Open Air St. Gallen 2010 - 2. Lagebericht
Juni 28th, 2010 von FloEs ist ein mühsames Gefühl, wenn das Zelt langsam in Schieflage gerät und der Tau sich ebenso schleichend durch die synthetischen Wände des Zelts auf dem verkaterten Körper niederlegt. Es bleibt nur die Flucht aus dem Zelt in den Fluss, der das Open Air Gelände umgibt.
Blutende Hasen und schlagende Frauen
Fliehen musste man aber nicht vor dem Programm, dass am Samstag anstand. In der prallen Sonne gab Endo Anaconda von Stiller Has seine Stammtischweisheiten zum Besten und vergnügte das Publikum mit seiner gmögigen Art. Auf der Sternenbühne, der kleineren, aber mit Zeltplachen überdeckten Bühne konnte man in kühlerer Atmosphäre die hitzigste Show des Open Airs mitverfolgen. Dabei handelte es sich um die Partycombo Bonaparte. Ihre Musik ist eine Mischung aus Punk, Trash und Elektro, die durch Abwechslung und wohlpräzisertem Beat bestach. Oben drauf kriegte man eine Show geboten, bei der zwei Frauen gegeneinander boxten, sich mit Blut bekleckerten oder sich sonst irgendwie missbrauchten.
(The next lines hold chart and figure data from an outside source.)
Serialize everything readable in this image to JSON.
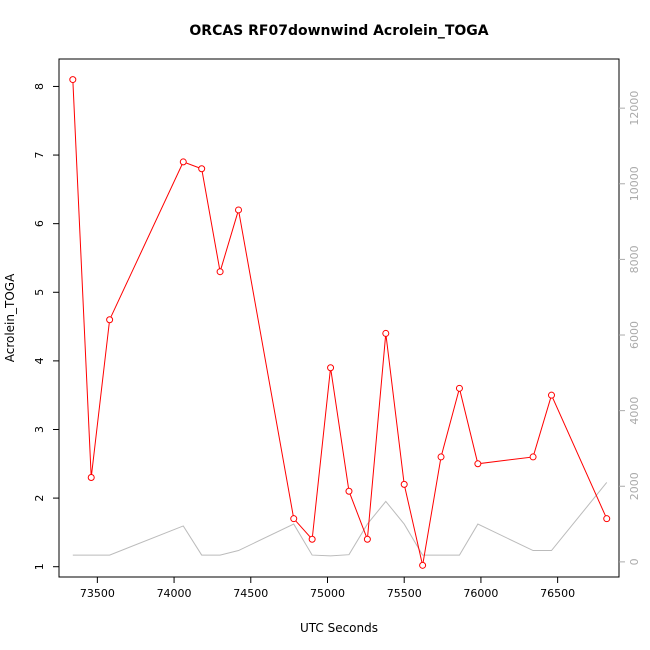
{
  "chart_data": {
    "type": "line",
    "title": "ORCAS RF07downwind Acrolein_TOGA",
    "xlabel": "UTC Seconds",
    "ylabel": "Acrolein_TOGA",
    "y2label": "",
    "xlim": [
      73250,
      76900
    ],
    "ylim": [
      0.85,
      8.4
    ],
    "y2lim": [
      -400,
      13300
    ],
    "x_ticks": [
      73500,
      74000,
      74500,
      75000,
      75500,
      76000,
      76500
    ],
    "y_ticks": [
      1,
      2,
      3,
      4,
      5,
      6,
      7,
      8
    ],
    "y2_ticks": [
      0,
      2000,
      4000,
      6000,
      8000,
      10000,
      12000
    ],
    "grid": false,
    "colors": {
      "primary": "#ff0000",
      "secondary": "#bbbbbb"
    },
    "series": [
      {
        "axis": "left",
        "marker": "open-circle",
        "x": [
          73340,
          73460,
          73580,
          74060,
          74180,
          74300,
          74420,
          74780,
          74900,
          75020,
          75140,
          75260,
          75380,
          75500,
          75620,
          75740,
          75860,
          75980,
          76340,
          76460,
          76820
        ],
        "y": [
          8.1,
          2.3,
          4.6,
          6.9,
          6.8,
          5.3,
          6.2,
          1.7,
          1.4,
          3.9,
          2.1,
          1.4,
          4.4,
          2.2,
          1.02,
          2.6,
          3.6,
          2.5,
          2.6,
          3.5,
          1.7
        ]
      },
      {
        "axis": "right",
        "marker": "none",
        "x": [
          73340,
          73580,
          74060,
          74180,
          74300,
          74420,
          74780,
          74900,
          75020,
          75140,
          75260,
          75380,
          75500,
          75620,
          75740,
          75860,
          75980,
          76340,
          76460,
          76820
        ],
        "y": [
          180,
          180,
          950,
          180,
          180,
          300,
          1000,
          180,
          160,
          190,
          1000,
          1600,
          1000,
          180,
          180,
          180,
          1000,
          300,
          300,
          2100
        ]
      }
    ]
  }
}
Am Abend boten Kasabian ein sehr überzeugendes Konzert, das der Hauptbühne bisher am meisten gerecht wurde. Derweil erfreuten Tocotronic auf der Sternenbühne die Zuschauer und auch sich selbst, denn Sänger Dirk von Lowzow schien mit seinen zahlreichen Verbeugungen am St. Galler Publikum ernsthaft Gefallen gefunden zu haben. Das Feiern hörte nicht auf, als danach Dendemann auf die Bühne trat und seine tanzbaren Songs über die Bühne bretterte.
Ein heisser Tag und ein kühler Distelmeyer
Am Sonntag, nach einer weiteren, noch kürzeren Nacht in einem noch schieferen Zelt folgte der letzte Open Air Tag. Da stand unter anderen Jochen Distelmeyer, Frontsänger der aufgelösten Band Blumfeld, auf der Sternenbühne. Dieser spielte zwischen seinen neuen Liedern immer wieder mal einen Blumfeld-Track und es schien ihm hier nicht recht zu gefallen. Das Publikum war ihm “zu leise” und bedankte sich dann zynisch für den wirklich eher kargen Applaus mit “ihr seid zu lieb!”. Seine Blicke auf die Zuschauer erinnerten an die eines erzürnten Primarlehrer, der die Klasse wegen fehlender Disziplin scheltet. Gottseidank kann man heute im Gegensatz zu früher aufstehen und gehen. Auf der Hauptbühne tanzte der Multiinstrumentalist Jamie Lidell zu seinem experimentellen Sound ab und ersetzte so Wolfmother, die wegen eines erkrankten Sängers nicht ins Sittertobel kommen konnten. Danach gab es ein Wiedersehen mit einem alten Bekannten des Open Air St. Gallen. Gentleman & the Evolution spielten ihren zeitgenössischen Raggae sehr überzeugend. Sie boten damit die ideale Musik für den Nachmittag des Festivalsonntags, an dem wegen der Hitze jeder Schattenplatz besetzt war. Die letzte Band, die Punkpopper Billy Talent aus den USA, riefen in die Menge, dass an diesem Festival nun endlich Zeit für Punkrock sei. Doch das Geschrei der beiden Sänger erinnerte eher an einen heiseren Donald Duck, der sich im Bunker seines Onkels über zu wenig Sackgeld beschwert.
Ein verlässliches Partypublikum
Spannender war es hingegen auf dem gelichteten Zeltplatz. Dort verharrten die letzten Besucher bei Baseball mit Zeltstangen, explodierenden Raviolibüchsen und erschraken Vorbeigehende mit Fakeschwänzen aus Cervelats. Es endet damit ein Open Air, das nur schon wegen seiner Location und dem partyfreundlichen Publikum ein Besuch wert ist.